Perishable food gifts must arrive cold to be safe to eat. If you receive a gift that is not cold at the time of delivery, do not eat it. Instead, notify the sender. It's better to be safe than sorry. Food gifts marked "Perishable" or "Keep Refrigerated" need to be opened immediately and placed in the refrigerator or freezer.
If you are ordering food gifts, transit time and product packaging are vital - specify overnight delivery and request a frozen gel pack or dry ice, along with foam or heavy cardboard designed to keep foods cold.
Foods prepared at home may also be shipped to friends and family, but care is required. First, be sure to follow proper food safety procedures, such as hand washing and prevention of cross contamination, when preparing foods. Visit fightbac.org for more information about basic food safety.
Once you are ready to ship your homemade foods, make sure items are frozen solid or refrigerator cold prior to shipping. Pack in an insulated cooler or heavy cardboard box with a frozen gel pack. Dry ice can also be used, but don't let it touch your hands or the food. Let the recipient know the box contains dry ice. Wrap the box in two layers of brown paper and mark it "Perishable-Keep Refrigerated."

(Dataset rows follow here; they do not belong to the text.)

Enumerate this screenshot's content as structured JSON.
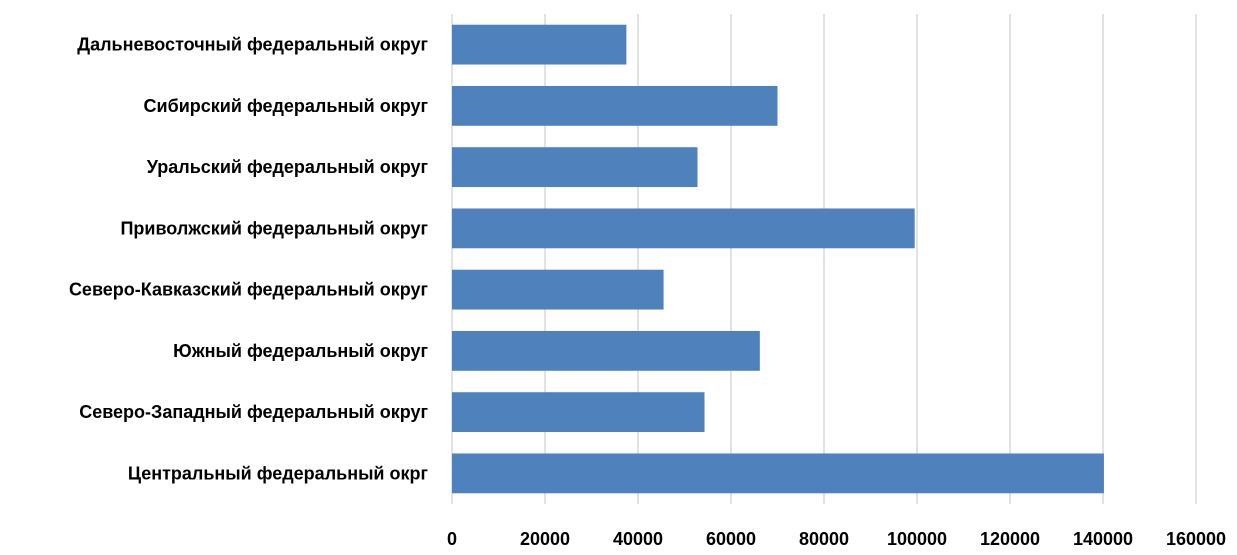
{
  "chart_data": {
    "type": "bar",
    "orientation": "horizontal",
    "categories": [
      "Дальневосточный федеральный округ",
      "Сибирский федеральный округ",
      "Уральский федеральный округ",
      "Приволжский федеральный округ",
      "Северо-Кавказский федеральный округ",
      "Южный федеральный округ",
      "Северо-Западный федеральный округ",
      "Центральный федеральный окрг"
    ],
    "values": [
      37500,
      70000,
      52800,
      99500,
      45500,
      66200,
      54300,
      140200
    ],
    "xlim": [
      0,
      160000
    ],
    "x_ticks": [
      0,
      20000,
      40000,
      60000,
      80000,
      100000,
      120000,
      140000,
      160000
    ],
    "x_tick_labels": [
      "0",
      "20000",
      "40000",
      "60000",
      "80000",
      "100000",
      "120000",
      "140000",
      "160000"
    ],
    "title": "",
    "xlabel": "",
    "ylabel": "",
    "grid": "vertical",
    "legend": "none",
    "bar_color": "#4f81bd",
    "grid_color": "#d9d9d9"
  }
}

Ship perishable food gifts by overnight mail, and try not to send packages at the end of the week because delivery could be delayed over the weekend. Let the recipient know a food-bearing package is on its way so that someone can be home to accept delivery and get the food refrigerated immediately. It's best to send food gifts to someone's home because if you send them to a workplace, the food could be accidentally left at the office or in a car. Confirm that someone will be home, and then send your surprise to their house.
For more information about mail-order food safety, visit the following link: fsis.usda.gov/Fact_Sheets/Mail_Order_Food_Safety/index.asp.
Adapted from: Tips for Safely Receiving and Sending Food Gifts by Amanda Scott, program specialist, Expanded Nutrition Program, November 2007
Brenda Phipps is a Victoria County extension assistant.